Are they going to have to lug this thing out of their apartment themselves? Do they have to hire movers? Can they just put it in the alley? Will the rubbish company haul it away? Can they get it donated? And that becomes overwhelming, so people just throw their hands up and say, “I’m not ready to make this change at this moment in time.” 

So a company could keep trying to tweak its offer, tweak its value proposition and so forth, but it may be just amplifying the friction and not doing anything to mitigate it.

The Real Reasons We Resist Change

BRINK: Another major friction is reactance, which seems like an innate human impulse to resist change.

SCHONTHAL: Reactance is a human being’s natural instinct to push back on being changed by others. It doesn’t matter how good an idea is. None of us wants to be changed by others.

We have this deep desire for autonomy and believing that we are in control of our own decisions.

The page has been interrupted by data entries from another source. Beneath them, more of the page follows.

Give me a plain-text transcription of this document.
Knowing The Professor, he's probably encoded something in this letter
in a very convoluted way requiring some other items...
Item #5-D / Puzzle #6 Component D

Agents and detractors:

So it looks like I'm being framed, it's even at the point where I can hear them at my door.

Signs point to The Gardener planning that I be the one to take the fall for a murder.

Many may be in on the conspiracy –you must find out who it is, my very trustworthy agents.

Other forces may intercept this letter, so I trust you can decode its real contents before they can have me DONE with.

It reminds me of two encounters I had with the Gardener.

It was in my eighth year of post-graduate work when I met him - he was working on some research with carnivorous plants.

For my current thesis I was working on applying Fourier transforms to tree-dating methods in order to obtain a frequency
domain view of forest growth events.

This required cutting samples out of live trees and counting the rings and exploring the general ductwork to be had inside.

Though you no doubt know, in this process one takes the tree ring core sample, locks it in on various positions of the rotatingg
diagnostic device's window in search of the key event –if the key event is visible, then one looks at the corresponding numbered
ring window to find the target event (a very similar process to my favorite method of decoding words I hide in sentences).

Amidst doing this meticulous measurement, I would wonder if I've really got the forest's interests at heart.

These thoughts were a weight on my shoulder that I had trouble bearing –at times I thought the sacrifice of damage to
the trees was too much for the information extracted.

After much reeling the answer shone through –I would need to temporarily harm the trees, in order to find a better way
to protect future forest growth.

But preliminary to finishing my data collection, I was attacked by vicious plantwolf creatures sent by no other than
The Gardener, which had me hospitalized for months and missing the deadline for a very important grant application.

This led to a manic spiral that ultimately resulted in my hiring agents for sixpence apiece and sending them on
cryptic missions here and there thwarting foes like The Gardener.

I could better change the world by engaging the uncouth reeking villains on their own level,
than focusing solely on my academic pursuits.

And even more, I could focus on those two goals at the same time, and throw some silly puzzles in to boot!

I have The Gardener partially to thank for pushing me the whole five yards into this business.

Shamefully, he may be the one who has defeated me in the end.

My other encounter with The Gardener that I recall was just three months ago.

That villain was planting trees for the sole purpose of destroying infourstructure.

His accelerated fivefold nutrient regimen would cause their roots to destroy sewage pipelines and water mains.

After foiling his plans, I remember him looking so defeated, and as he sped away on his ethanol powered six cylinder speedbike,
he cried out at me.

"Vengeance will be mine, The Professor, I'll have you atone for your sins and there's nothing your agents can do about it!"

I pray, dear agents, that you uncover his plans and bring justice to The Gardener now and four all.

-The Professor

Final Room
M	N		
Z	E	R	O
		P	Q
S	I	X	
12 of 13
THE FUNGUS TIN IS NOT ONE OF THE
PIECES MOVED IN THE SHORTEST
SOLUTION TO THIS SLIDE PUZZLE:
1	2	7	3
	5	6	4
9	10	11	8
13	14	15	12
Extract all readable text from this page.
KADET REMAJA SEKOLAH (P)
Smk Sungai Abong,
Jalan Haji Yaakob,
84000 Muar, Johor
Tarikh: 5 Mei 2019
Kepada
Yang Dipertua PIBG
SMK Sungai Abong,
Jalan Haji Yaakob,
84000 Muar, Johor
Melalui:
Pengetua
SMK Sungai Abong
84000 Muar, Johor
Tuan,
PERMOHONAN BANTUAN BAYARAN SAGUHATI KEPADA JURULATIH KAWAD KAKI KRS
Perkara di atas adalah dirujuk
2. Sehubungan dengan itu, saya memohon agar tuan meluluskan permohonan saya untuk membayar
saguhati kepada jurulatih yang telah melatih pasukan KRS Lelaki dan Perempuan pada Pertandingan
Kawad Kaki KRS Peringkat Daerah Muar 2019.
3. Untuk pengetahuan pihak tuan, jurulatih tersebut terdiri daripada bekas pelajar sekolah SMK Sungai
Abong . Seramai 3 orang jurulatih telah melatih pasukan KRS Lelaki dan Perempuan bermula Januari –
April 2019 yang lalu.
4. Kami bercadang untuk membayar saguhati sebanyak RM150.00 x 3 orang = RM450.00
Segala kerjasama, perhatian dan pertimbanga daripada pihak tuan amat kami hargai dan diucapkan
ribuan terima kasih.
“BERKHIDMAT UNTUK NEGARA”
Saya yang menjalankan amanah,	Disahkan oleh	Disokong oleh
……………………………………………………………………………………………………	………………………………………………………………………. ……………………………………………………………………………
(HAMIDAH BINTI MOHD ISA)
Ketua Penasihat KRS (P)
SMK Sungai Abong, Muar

And reactance is this impulse to push when we feel like change is being forced upon us, or it’s the same reason we recoil when we feel like we are being sold to. 

We love new things, but we want them to be our idea.

Self Persuasion Is Always More Powerful Than Outside Persuasion

There was some research done back in the fifties and sixties on Korean war veterans in the United States who consciously decided they were going to abandon the United States and become citizens of North Korea. 

The way this was done was simply to engage them in a different type of conversation, which didn’t begin by telling them why it was beneficial to switch sides. So the conversations began by asking a question like, “Would you agree that no government or country is perfect?” 

And, of course, that’s a rational question that these POWs would nod their head and say, “Yeah, I can agree that no government or country is perfect.” And then the follow up question is, “Then by definition, you are also saying that your government or country is imperfect?” And the POWs would say, “Yes.” And then the next question is, “Tell me some ways in which your government has let you down.” 

A Self-Generated Argument

What’s happening here is that it’s not me telling you what to feel or what to think; I’m creating an opportunity for you to self-generate an argument. Self-persuasion is always going to be more powerful than influencing persuasion from an external force. 

And so the lesson for businesses is not necessarily to tell people what to do or to present more data, better data, stronger data; it’s to engage people in conversations that warm them up to the opportunity to create a self-generated argument, versus something that’s being imposed on them.

David Schonthal

Coauthor of The Human Element

David Schonthal is a clinical professor and director of Entrepreneurship Programs at the Kellogg School of Management. Outside of academia, David’s work in the fields of design, innovation consulting and venture capital has led to the creation and launch of over 200 new products and services around the world.